Friday, January 09, 2009

"Could it get any worse for Sacramento's home builders?"



From the Sacramento Bee:

Could it get any worse for Sacramento's home builders? Publicly traded home-building giants and family builders alike endured their harshest year in possibly a generation in 2008, according to statistics being released today by the Folsom-based Gregory Group. Area home builders sold just 4,695 houses last year in El Dorado, Placer, Sacramento, Sutter, Yolo and Yuba counties [down 73% from the 2004 peak]....

During the fourth quarter, average new home prices fell 10 percent from 2007, to $384,347....The capital region's new home average peaked just shy of $500,000 in the second quarter of 2006....
2006 Sales Forecast: 14,094 (approx.)
2006 Sales Reality: 9,588

2007 Forecast: 9,500-10,000
2007 Reality: 7,407

2008 Forecast: 7,710
2008 Reality: 4,695

Gregory Group Q4 2008 statistics

From the Sacramento Union:
Ashley Feeney said that as a Sacramento homeowner and one who works in the building industry, he was disappointed to see home prices plummet in 2008. “I’m still working, so basically my situation is okay, but having to wake up every day having the psychological tolls of the newspapers and the media reporting the pain of the nation is a little depressing,” Feeney said.
From Christianity Today:
Pastor Johnny Murillo had often empathized with his congregation members at Christian Worship Center in Sacramento, California. But when one member came to his office during the 2006 Christmas season, panicked and desperate to keep his home from foreclosure, it hit too close to home. "Dude, I know what you are going through," Murillo told him. "There is a way out."

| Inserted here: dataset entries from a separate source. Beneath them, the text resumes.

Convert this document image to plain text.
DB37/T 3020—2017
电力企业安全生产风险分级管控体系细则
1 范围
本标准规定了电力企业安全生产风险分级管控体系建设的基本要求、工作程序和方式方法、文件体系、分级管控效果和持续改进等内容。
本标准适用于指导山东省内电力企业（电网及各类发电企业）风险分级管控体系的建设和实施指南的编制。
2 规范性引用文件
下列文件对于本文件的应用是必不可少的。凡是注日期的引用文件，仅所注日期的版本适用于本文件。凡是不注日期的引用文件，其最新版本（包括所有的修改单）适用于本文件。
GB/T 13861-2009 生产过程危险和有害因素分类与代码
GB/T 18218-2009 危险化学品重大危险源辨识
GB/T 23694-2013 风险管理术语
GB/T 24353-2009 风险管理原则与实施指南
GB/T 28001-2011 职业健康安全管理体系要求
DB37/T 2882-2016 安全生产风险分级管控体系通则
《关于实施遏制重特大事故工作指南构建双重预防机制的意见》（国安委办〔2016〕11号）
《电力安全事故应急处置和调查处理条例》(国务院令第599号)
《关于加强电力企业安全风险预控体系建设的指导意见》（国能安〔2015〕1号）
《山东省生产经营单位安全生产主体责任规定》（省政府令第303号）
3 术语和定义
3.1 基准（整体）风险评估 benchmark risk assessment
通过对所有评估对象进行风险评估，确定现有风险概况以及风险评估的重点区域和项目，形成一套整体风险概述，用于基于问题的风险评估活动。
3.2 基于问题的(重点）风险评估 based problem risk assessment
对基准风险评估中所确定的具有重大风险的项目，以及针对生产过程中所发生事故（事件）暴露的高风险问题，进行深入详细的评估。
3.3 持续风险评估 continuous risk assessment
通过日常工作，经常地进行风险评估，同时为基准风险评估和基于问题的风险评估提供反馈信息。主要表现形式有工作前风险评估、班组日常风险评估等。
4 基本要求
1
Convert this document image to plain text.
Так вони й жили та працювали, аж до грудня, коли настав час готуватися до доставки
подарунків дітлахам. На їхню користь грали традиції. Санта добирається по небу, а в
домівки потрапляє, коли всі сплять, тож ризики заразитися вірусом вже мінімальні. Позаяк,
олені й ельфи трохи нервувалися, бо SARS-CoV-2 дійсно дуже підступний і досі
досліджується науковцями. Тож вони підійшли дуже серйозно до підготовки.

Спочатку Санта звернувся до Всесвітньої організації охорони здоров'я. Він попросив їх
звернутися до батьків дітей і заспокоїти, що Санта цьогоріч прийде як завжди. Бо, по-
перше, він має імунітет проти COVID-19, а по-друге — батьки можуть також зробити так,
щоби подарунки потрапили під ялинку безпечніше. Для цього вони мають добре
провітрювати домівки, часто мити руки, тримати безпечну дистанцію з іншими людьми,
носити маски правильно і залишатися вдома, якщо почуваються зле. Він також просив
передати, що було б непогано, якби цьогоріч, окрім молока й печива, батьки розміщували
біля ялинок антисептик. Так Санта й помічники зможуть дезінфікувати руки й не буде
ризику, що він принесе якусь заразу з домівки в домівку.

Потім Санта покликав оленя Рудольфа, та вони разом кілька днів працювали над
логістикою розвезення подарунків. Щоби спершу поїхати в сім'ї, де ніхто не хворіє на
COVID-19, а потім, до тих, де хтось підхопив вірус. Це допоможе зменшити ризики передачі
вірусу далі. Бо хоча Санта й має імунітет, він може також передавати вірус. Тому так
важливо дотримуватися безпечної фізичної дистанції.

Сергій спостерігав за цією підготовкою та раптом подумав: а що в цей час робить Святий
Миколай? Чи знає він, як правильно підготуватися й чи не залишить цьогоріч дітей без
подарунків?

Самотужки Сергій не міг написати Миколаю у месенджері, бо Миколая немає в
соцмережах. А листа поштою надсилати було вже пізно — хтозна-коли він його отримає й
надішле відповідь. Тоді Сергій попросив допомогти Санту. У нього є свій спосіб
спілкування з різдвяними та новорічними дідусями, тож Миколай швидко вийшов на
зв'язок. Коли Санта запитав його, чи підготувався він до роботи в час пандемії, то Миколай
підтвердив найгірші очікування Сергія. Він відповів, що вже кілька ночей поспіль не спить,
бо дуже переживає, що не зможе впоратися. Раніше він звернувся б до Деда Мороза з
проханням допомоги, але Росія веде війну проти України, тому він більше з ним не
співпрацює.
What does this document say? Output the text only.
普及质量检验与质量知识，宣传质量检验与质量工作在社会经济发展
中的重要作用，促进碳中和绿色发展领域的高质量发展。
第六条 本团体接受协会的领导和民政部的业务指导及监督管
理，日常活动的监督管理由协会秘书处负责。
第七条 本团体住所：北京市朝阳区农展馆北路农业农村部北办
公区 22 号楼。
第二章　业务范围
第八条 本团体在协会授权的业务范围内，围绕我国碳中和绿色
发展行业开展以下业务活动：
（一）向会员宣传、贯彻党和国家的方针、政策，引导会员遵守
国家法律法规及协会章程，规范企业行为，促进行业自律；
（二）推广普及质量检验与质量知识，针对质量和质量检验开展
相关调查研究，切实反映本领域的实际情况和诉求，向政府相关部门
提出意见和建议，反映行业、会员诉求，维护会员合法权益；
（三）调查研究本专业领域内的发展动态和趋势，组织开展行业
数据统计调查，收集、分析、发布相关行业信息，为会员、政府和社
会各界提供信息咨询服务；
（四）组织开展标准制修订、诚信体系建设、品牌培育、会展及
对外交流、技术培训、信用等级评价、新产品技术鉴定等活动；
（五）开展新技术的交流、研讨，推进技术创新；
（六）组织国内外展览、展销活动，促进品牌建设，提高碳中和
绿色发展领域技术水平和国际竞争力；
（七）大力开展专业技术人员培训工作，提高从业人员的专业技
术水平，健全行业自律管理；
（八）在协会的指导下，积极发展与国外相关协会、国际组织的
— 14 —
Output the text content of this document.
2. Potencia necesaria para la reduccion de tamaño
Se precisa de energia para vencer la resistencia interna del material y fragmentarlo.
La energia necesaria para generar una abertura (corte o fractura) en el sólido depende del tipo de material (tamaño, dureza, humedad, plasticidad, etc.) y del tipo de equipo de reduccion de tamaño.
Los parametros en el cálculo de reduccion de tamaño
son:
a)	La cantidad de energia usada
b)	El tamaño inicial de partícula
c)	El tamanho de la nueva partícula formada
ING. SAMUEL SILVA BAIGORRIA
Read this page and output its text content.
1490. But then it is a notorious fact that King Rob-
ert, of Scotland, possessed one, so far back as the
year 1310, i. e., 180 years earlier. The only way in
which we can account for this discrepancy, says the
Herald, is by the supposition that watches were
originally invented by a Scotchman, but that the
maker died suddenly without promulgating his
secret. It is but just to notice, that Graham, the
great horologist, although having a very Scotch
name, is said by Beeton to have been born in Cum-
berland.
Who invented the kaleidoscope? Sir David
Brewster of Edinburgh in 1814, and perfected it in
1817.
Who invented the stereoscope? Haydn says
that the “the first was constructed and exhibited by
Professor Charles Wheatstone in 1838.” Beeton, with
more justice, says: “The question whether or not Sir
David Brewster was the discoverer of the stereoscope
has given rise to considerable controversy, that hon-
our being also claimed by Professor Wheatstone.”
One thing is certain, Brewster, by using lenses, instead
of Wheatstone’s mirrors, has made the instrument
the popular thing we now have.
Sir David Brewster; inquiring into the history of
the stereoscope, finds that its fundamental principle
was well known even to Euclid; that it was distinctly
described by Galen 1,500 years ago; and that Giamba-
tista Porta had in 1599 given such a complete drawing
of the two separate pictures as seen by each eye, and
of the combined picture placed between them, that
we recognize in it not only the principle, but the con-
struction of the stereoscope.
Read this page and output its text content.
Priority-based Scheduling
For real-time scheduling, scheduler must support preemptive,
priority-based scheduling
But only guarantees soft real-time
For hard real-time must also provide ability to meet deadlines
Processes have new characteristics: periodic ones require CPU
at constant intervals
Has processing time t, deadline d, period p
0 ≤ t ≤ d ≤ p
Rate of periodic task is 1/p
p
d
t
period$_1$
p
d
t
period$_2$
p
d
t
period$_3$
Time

He really believed there had to be a way out. The only problem was that at the time, he didn't know what it was. Unbeknownst to anyone else, Murillo was also facing foreclosure.
From the Stockton Record:
Rep. Dennis Cardoza, D-Atwater, has a plan to reverse the housing crisis and boost the economy: a 4 percent interest rate on fixed-rate, 30-year loans for all current homeowners and qualified buyers of foreclosure properties. Under his newly proposed legislation, federal mortgage giants Fannie Mae and Freddie Mac would allow homeowners to refinance their mortgages at 4 percent interest on 30-year, fixed-rate loans. That would benefit not only homeowners struggling to make monthly payments but also those who have faithfully paid their bills each month but have been unable to refinance because of lost equity.
...
Carol Ornelas, CEO of Visionary Home Builders, which builds housing for low-income families and also provides mortgage counseling, said the plan wouldn't help many people in the Central Valley, though, because they still would have too-high mortgage costs even at such a low interest rate.
From the Sacramento Bee:
California will close most state offices on the first and third Fridays each month starting in February, padlocking DMV outlets and other services while reducing state worker pay to help survive a massive budget problem, according to a state Department of Personnel Administration memo...The state will save an estimated $1.3 billion over 17 months under the furlough plan. The move could have a significant impact on the Sacramento region, where the state employs 73,536 workers in Sacramento County alone, including 63,818 full time.

4 comments:

Cmyst said...

'member how all the state workers were going to keep Sacto unemployment from rising??

Jacob said...

Unemployment is rising, some cutbacks are taking place (like the forced unpaid days off for state workers), but we still have a budget problem.

Until the budget problems are either resolved, or some real progress is made, I don't see why any state worker would finance anything (house, car, tv, anything) knowing that there are more cutbacks or layoffs coming.

Can it get any worse for home builders? I say it can and likely will. As long as job losses continue there will be more and more $$ taken out of the economy which will have effects on other companies and other employees and just continue to feed on it self.

And the end result is less people want to buy a home, less people can afford to buy a home, and most importantly, less people will get a loan to buy a home.

Less demand equals fewer sales and lower prices and more cutbacks and more job losses... Rinse, Repeat.

norcaljeff said...

Reality bites.

patient renter said...

That would benefit not only homeowners struggling to make monthly payments but also those who have faithfully paid their bills each month

Correction - Cardoza's plan will benefit homeowners who have paid their bills each month. Renters get to pay for the cost of the plan without receiving any of its benefits.

This is government intervention at its worst.